As City's Under 18 side fine-tune their preparations for the second leg of the FA Youth Cup final, former City and England left back Andy Hinchcliffe has been recalling his memories of the last time a City side won the trophy.
"We all knew each other from a very young age," Andy says in an exclusive interview with MCFCTV.com, "so by the time we came to age 14 and 15 we were a strong side and then when it came to the Youth Cup winning side we had played together for nearly 10 years.
"There were some great individual players like Paul Lake, David White and Steve Redmond but we were a strong team as well. We tended to grind teams down, then score a lot of goals and that's why we won the competition."
From the '86 side Lake went on to be rated by some as one of City's greatest ever players, despite his career being cruelly cut short by a terrible cruciate knee ligament injury. Thankfully, Paul was not lost to football and after retraining as a physiotherapist he is now working at Bolton Wanderers but the passing years have not dimmed Andy's admiration for him.
He continues: "Paul was incredibly versatile, he could play in defence, midfield or attack and play equally well in all of them. He would not just stand in at right back, he would be outstanding at right back, that's how good he was.
"Six or seven of that team went on to play for City, but he was easily the best of the lot. He had terrible injury problems, and had he not had them I'm certain he would have played for and possibly captained England. He was a fabulous player and a big part of the reason why we won the Youth Cup in 1986."

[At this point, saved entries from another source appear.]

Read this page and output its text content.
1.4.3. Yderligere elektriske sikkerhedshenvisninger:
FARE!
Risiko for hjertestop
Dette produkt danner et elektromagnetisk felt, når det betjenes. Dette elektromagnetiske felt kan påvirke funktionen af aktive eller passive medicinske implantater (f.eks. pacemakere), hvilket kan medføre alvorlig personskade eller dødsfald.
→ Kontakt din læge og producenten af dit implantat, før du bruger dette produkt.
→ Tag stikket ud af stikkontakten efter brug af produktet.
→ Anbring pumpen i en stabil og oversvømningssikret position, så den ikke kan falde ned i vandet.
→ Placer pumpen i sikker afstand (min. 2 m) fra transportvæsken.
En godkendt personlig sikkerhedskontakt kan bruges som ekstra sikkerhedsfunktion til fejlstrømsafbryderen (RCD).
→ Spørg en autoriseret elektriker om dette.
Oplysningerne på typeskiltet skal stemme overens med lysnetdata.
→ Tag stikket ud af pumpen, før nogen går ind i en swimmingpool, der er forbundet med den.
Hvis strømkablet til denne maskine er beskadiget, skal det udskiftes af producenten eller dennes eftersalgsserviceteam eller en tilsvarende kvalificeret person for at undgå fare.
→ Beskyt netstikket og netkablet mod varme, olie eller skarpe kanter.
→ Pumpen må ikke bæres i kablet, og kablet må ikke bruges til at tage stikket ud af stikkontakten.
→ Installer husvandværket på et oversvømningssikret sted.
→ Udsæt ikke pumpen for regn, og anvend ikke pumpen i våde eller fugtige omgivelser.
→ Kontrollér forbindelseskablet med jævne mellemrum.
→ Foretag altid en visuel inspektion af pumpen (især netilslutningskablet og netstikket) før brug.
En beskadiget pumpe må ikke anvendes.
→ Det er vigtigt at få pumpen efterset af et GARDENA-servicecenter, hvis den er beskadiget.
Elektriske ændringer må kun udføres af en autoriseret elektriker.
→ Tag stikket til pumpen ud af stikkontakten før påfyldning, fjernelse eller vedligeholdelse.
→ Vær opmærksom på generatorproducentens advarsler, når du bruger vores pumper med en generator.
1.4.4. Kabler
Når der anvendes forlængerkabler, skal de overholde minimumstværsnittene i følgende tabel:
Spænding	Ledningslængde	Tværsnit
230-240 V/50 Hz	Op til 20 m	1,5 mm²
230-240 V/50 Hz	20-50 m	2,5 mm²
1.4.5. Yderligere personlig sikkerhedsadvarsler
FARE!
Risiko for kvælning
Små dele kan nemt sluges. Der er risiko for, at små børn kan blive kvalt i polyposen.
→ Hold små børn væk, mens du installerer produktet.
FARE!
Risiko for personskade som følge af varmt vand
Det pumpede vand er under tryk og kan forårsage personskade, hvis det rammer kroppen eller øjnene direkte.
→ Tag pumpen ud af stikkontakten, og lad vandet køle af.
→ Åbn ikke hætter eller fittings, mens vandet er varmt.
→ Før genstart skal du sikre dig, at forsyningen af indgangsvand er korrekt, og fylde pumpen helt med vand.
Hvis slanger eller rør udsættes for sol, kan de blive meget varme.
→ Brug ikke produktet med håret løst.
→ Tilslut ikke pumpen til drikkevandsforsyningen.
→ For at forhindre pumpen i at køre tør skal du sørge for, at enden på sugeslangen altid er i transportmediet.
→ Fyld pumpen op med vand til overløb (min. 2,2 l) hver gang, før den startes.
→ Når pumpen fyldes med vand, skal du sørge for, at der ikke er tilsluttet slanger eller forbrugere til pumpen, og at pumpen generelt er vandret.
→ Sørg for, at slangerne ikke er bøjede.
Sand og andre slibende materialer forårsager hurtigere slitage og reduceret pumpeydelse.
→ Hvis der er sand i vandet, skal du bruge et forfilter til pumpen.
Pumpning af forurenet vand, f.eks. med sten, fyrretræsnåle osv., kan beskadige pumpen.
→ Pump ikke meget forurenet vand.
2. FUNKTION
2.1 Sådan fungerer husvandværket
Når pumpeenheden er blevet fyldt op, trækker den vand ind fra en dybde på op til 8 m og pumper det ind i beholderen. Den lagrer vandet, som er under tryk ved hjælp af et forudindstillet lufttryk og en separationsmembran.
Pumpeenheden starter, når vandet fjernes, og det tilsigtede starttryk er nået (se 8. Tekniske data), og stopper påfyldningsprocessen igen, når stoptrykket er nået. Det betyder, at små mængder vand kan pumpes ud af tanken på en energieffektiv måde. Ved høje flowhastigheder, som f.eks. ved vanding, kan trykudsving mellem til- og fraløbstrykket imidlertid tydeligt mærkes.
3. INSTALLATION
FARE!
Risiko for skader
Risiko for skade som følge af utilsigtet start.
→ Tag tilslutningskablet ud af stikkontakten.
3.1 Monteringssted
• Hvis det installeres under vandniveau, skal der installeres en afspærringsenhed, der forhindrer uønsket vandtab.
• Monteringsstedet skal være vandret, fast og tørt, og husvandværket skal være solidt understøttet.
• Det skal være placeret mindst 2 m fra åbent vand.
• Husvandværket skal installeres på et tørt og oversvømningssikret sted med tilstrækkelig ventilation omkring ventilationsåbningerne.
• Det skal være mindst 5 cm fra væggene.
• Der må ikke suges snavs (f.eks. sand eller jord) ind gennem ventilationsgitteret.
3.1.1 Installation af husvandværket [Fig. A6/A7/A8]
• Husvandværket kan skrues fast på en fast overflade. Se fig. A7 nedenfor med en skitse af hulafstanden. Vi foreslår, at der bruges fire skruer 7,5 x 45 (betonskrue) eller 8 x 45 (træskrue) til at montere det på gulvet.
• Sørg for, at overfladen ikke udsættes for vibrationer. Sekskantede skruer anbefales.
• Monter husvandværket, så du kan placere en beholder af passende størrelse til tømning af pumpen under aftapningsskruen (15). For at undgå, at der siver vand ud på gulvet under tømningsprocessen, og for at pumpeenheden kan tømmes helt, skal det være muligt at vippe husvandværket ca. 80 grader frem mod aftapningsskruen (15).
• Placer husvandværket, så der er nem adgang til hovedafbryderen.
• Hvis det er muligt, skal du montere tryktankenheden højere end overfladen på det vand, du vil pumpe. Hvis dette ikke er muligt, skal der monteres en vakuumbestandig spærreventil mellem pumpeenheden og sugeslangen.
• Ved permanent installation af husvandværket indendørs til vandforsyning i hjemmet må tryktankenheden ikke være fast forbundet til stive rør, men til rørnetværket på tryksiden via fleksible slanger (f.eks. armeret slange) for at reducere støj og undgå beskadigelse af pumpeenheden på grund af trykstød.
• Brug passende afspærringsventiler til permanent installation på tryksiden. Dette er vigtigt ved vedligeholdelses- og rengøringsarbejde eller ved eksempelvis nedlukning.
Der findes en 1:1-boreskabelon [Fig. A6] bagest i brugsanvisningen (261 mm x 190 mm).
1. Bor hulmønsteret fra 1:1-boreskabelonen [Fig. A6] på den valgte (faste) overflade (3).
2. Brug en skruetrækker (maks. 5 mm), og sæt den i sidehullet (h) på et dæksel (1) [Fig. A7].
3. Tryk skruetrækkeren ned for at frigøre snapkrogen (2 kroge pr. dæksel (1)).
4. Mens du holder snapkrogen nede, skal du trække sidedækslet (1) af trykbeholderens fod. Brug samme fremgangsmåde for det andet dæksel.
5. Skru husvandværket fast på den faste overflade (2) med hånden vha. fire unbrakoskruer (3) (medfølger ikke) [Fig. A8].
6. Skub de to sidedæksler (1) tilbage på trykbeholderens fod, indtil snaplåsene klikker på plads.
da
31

The final of 22 years ago was, just like this year, tantalisingly poised after the first leg, also away, as Andy reflects:
"It was nicely set up, it was 1-1 from the first leg and we knew what we needed to do. There were around 20,000 at Maine Road so we really knew what it meant to the club.
"We didn't concede a goal and deserved to win a lot more than 3-1 on aggregate.
"Jim Cassell has done an incredible job bringing so many good players through, and you have to look at mental strength. If you are comfortable at 17 playing in front of big crowds, then that shows you have the capacity to cope with that week in, week out.
"That's possibly why the 1986 team went on to do well, we knew what the game was about but we had our feet on the ground. We wanted to do well for each other and that's what Jim and all the Academy staff have done. Look at Micah, Nedum and so-on, they all look comfortable in the first team and that's what they have learned at the Academy."
But there's one thread from 1986 that has continued through to the present day, with City's then-skipper Paul Power, pictured celebrating with the team in the dressing room, now on the staff at the Youth Academy. Andy is delighted at the continuity, adding:
"Paul being there was a measure of the man and showed what the game meant to the club back then. He was a City man through and through, and I'm not surprised that he's come back been involved in what has become a successful Academy.”
* The starting 11 in the two legs of the 1986 final were: Crompton, Mills, Hinchcliffe, Brightwell, Redmond (capt), Thackeray, White, Moulden, Lake, Scott, Boyd. Sub = Macauley.